Auch sorgt der Begutachtungsentwurf für das Abgabenänderungsgesetz 2014 in der Glücksspielbranche für Aufruhr. Neusten Meldungen zufolge plant das Finanzministerium in Zukunft drei Pokerlizenzen zu vergeben. Eigentlich wäre dies wohl ein Grund zur Freude, aber die Pokeranbieter befürchten, dass dieses Vorhaben gesetzlich noch nicht richtig abgesegnet sein kann, da erst im Sommer der Verfassungsgerichtshof die Regelungen zur Konzessionserteilung für verfassungswidrig erklärt hatte. Da es sich um das neuste Vorhaben um das gleiche Vorhaben handle, wie das, was im Sommer abgeschmettert wurde, glauben Pokeranbieter wie Peter Zanoni, der als Betreiber der Concord Card Casinos (CCC) bekannt ist, nicht daran, dass es diesem Mal umgesetzt werden könnte.

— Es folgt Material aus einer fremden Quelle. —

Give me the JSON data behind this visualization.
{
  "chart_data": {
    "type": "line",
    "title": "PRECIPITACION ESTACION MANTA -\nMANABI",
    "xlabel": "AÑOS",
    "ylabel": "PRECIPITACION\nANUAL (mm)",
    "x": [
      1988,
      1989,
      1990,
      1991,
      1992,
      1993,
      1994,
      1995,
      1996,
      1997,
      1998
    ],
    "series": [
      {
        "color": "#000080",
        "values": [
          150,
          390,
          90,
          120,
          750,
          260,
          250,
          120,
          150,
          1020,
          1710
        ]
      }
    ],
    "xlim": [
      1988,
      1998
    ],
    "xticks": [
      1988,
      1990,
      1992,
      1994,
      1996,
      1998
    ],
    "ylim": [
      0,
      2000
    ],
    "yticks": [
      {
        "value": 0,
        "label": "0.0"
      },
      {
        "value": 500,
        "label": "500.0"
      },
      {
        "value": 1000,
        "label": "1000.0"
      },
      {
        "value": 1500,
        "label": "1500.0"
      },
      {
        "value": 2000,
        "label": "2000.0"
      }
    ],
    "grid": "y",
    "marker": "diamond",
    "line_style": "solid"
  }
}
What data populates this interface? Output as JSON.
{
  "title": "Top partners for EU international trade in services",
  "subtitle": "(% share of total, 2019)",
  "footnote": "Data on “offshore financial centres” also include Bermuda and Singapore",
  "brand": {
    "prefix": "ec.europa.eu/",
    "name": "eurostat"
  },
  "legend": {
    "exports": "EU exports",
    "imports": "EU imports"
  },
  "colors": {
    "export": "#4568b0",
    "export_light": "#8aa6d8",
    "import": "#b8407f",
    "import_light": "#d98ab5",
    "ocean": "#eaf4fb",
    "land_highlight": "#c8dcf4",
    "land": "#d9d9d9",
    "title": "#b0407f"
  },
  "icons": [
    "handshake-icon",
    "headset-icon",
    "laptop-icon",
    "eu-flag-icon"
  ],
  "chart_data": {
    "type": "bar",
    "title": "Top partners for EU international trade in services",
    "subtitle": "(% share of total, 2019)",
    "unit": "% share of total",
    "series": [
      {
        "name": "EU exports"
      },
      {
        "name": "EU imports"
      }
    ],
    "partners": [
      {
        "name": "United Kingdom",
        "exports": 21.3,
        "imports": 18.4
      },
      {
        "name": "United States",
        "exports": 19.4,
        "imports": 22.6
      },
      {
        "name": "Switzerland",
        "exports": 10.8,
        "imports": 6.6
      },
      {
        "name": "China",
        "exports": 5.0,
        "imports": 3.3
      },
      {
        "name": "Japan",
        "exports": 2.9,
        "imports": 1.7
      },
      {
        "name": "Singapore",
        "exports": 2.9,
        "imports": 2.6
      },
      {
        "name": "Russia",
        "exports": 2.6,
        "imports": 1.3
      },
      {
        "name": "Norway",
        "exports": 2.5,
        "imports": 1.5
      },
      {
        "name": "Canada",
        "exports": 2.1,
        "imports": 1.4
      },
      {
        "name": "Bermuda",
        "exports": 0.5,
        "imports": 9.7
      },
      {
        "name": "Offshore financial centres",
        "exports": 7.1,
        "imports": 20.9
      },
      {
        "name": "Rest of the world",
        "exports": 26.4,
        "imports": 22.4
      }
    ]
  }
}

Das Angebot von Poker war bisher in Österreich gestattet und galt als freies Gewerbe. Zum Ende des Jahres 2012 waren die fristen der übergangszeit für das Pokerangebot ausgelaufen und so wurde das Angebot von Poker im Land illegal. Eigentlich sollten nach dem Finanzministerium Lizenzen nach dem Glücksspielgesetz für Pokeranbieter vergeben werden, doch dies wurde bisher nicht realisiert. Im Sommer des letzten Jahres gab der VfGH die Entscheidung bekannt, dass die noch bestehenden Poker-Gewerbeberechtigung bis Ende 2016 Gültigkeit behalten sollen. So sollten auch Anbieter, die keine Lizenz erhalten werden, die Gelegenheit bekommen, die veränderte Situation anzunehmen.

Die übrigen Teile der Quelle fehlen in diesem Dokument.